İstatistiklere göre bir ziyaretçi mağazadaki ürünlerin %30’unu hakkıyla görebilmektedir. %70’ini ise görememektedir. Eğer mağaza içindeki ürünler haftada bir yer değiştirilirse, bir hafta sonra gelen ziyaretçi, büyük olasılıkla, yeni ürünlerin geldiğini düşünecektir.

Mağazaların içleri genelde reyon reyondur. Her hafta reyonların yerlerini değiştirmek imkansızdır. Ama reyon içlerindeki ürünlerin yerlerini değiştirmek daha kolaydır.

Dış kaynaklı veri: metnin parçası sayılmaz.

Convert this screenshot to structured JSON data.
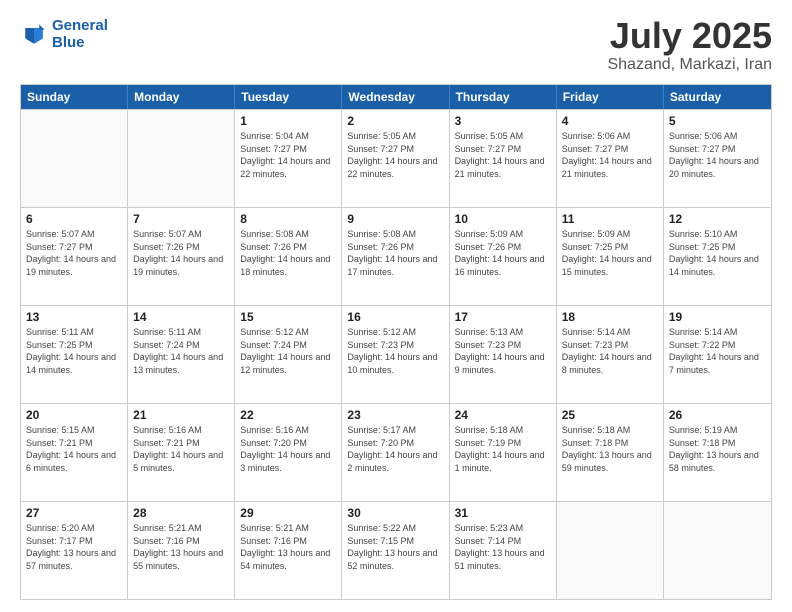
{
  "header": {
    "logo_line1": "General",
    "logo_line2": "Blue",
    "month": "July 2025",
    "location": "Shazand, Markazi, Iran"
  },
  "weekdays": [
    "Sunday",
    "Monday",
    "Tuesday",
    "Wednesday",
    "Thursday",
    "Friday",
    "Saturday"
  ],
  "rows": [
    [
      {
        "day": "",
        "sunrise": "",
        "sunset": "",
        "daylight": ""
      },
      {
        "day": "",
        "sunrise": "",
        "sunset": "",
        "daylight": ""
      },
      {
        "day": "1",
        "sunrise": "Sunrise: 5:04 AM",
        "sunset": "Sunset: 7:27 PM",
        "daylight": "Daylight: 14 hours and 22 minutes."
      },
      {
        "day": "2",
        "sunrise": "Sunrise: 5:05 AM",
        "sunset": "Sunset: 7:27 PM",
        "daylight": "Daylight: 14 hours and 22 minutes."
      },
      {
        "day": "3",
        "sunrise": "Sunrise: 5:05 AM",
        "sunset": "Sunset: 7:27 PM",
        "daylight": "Daylight: 14 hours and 21 minutes."
      },
      {
        "day": "4",
        "sunrise": "Sunrise: 5:06 AM",
        "sunset": "Sunset: 7:27 PM",
        "daylight": "Daylight: 14 hours and 21 minutes."
      },
      {
        "day": "5",
        "sunrise": "Sunrise: 5:06 AM",
        "sunset": "Sunset: 7:27 PM",
        "daylight": "Daylight: 14 hours and 20 minutes."
      }
    ],
    [
      {
        "day": "6",
        "sunrise": "Sunrise: 5:07 AM",
        "sunset": "Sunset: 7:27 PM",
        "daylight": "Daylight: 14 hours and 19 minutes."
      },
      {
        "day": "7",
        "sunrise": "Sunrise: 5:07 AM",
        "sunset": "Sunset: 7:26 PM",
        "daylight": "Daylight: 14 hours and 19 minutes."
      },
      {
        "day": "8",
        "sunrise": "Sunrise: 5:08 AM",
        "sunset": "Sunset: 7:26 PM",
        "daylight": "Daylight: 14 hours and 18 minutes."
      },
      {
        "day": "9",
        "sunrise": "Sunrise: 5:08 AM",
        "sunset": "Sunset: 7:26 PM",
        "daylight": "Daylight: 14 hours and 17 minutes."
      },
      {
        "day": "10",
        "sunrise": "Sunrise: 5:09 AM",
        "sunset": "Sunset: 7:26 PM",
        "daylight": "Daylight: 14 hours and 16 minutes."
      },
      {
        "day": "11",
        "sunrise": "Sunrise: 5:09 AM",
        "sunset": "Sunset: 7:25 PM",
        "daylight": "Daylight: 14 hours and 15 minutes."
      },
      {
        "day": "12",
        "sunrise": "Sunrise: 5:10 AM",
        "sunset": "Sunset: 7:25 PM",
        "daylight": "Daylight: 14 hours and 14 minutes."
      }
    ],
    [
      {
        "day": "13",
        "sunrise": "Sunrise: 5:11 AM",
        "sunset": "Sunset: 7:25 PM",
        "daylight": "Daylight: 14 hours and 14 minutes."
      },
      {
        "day": "14",
        "sunrise": "Sunrise: 5:11 AM",
        "sunset": "Sunset: 7:24 PM",
        "daylight": "Daylight: 14 hours and 13 minutes."
      },
      {
        "day": "15",
        "sunrise": "Sunrise: 5:12 AM",
        "sunset": "Sunset: 7:24 PM",
        "daylight": "Daylight: 14 hours and 12 minutes."
      },
      {
        "day": "16",
        "sunrise": "Sunrise: 5:12 AM",
        "sunset": "Sunset: 7:23 PM",
        "daylight": "Daylight: 14 hours and 10 minutes."
      },
      {
        "day": "17",
        "sunrise": "Sunrise: 5:13 AM",
        "sunset": "Sunset: 7:23 PM",
        "daylight": "Daylight: 14 hours and 9 minutes."
      },
      {
        "day": "18",
        "sunrise": "Sunrise: 5:14 AM",
        "sunset": "Sunset: 7:23 PM",
        "daylight": "Daylight: 14 hours and 8 minutes."
      },
      {
        "day": "19",
        "sunrise": "Sunrise: 5:14 AM",
        "sunset": "Sunset: 7:22 PM",
        "daylight": "Daylight: 14 hours and 7 minutes."
      }
    ],
    [
      {
        "day": "20",
        "sunrise": "Sunrise: 5:15 AM",
        "sunset": "Sunset: 7:21 PM",
        "daylight": "Daylight: 14 hours and 6 minutes."
      },
      {
        "day": "21",
        "sunrise": "Sunrise: 5:16 AM",
        "sunset": "Sunset: 7:21 PM",
        "daylight": "Daylight: 14 hours and 5 minutes."
      },
      {
        "day": "22",
        "sunrise": "Sunrise: 5:16 AM",
        "sunset": "Sunset: 7:20 PM",
        "daylight": "Daylight: 14 hours and 3 minutes."
      },
      {
        "day": "23",
        "sunrise": "Sunrise: 5:17 AM",
        "sunset": "Sunset: 7:20 PM",
        "daylight": "Daylight: 14 hours and 2 minutes."
      },
      {
        "day": "24",
        "sunrise": "Sunrise: 5:18 AM",
        "sunset": "Sunset: 7:19 PM",
        "daylight": "Daylight: 14 hours and 1 minute."
      },
      {
        "day": "25",
        "sunrise": "Sunrise: 5:18 AM",
        "sunset": "Sunset: 7:18 PM",
        "daylight": "Daylight: 13 hours and 59 minutes."
      },
      {
        "day": "26",
        "sunrise": "Sunrise: 5:19 AM",
        "sunset": "Sunset: 7:18 PM",
        "daylight": "Daylight: 13 hours and 58 minutes."
      }
    ],
    [
      {
        "day": "27",
        "sunrise": "Sunrise: 5:20 AM",
        "sunset": "Sunset: 7:17 PM",
        "daylight": "Daylight: 13 hours and 57 minutes."
      },
      {
        "day": "28",
        "sunrise": "Sunrise: 5:21 AM",
        "sunset": "Sunset: 7:16 PM",
        "daylight": "Daylight: 13 hours and 55 minutes."
      },
      {
        "day": "29",
        "sunrise": "Sunrise: 5:21 AM",
        "sunset": "Sunset: 7:16 PM",
        "daylight": "Daylight: 13 hours and 54 minutes."
      },
      {
        "day": "30",
        "sunrise": "Sunrise: 5:22 AM",
        "sunset": "Sunset: 7:15 PM",
        "daylight": "Daylight: 13 hours and 52 minutes."
      },
      {
        "day": "31",
        "sunrise": "Sunrise: 5:23 AM",
        "sunset": "Sunset: 7:14 PM",
        "daylight": "Daylight: 13 hours and 51 minutes."
      },
      {
        "day": "",
        "sunrise": "",
        "sunset": "",
        "daylight": ""
      },
      {
        "day": "",
        "sunrise": "",
        "sunset": "",
        "daylight": ""
      }
    ]
  ]
}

Yine de 6 ayda bir reyonların yerini değiştirmeniz sayesinde dinamik bir mağaza intibası bırakabilirsiniz.

Orta teşhir ünitelerini (gondol da deniyor) sürekli yenileyin ve yerlerini değiştirin. Tüketiciler buralardaki ürünleri tüketmeye bayılırlar.

Mağaza dekorasyonunuzu ise 2 yılda bir mutlaka değiştirin.

Tüm bu değişiklikler sayesinde sadık müşterilerinizin mağazanıza gelmekten sıkılmamasını sağlamış olursunuz.

Mağazacılıkta mağazanın yeri, cephesi, vitrini, malların yerleşimi, iç teshirler, dekorasyon, açılış ve kapanış saatlerinin uygunluğu, ürün ve hizmetlerin zamanında hazır bulundurulması, tüm alışveriş boyunca doğru hizmetin sunulması, satış sonrası hizmetlerin eksiksiz uygulanması, hep önemle üzerinde durulması gereken konulardır.

Yabancıların bir sözü vardır, “retail is detail” derler. Mağazacılık binlerce detaydan oluşur. Mağaza zincirine sahip olanların yegane görevi bu detayları sürekli iyileştirmektir.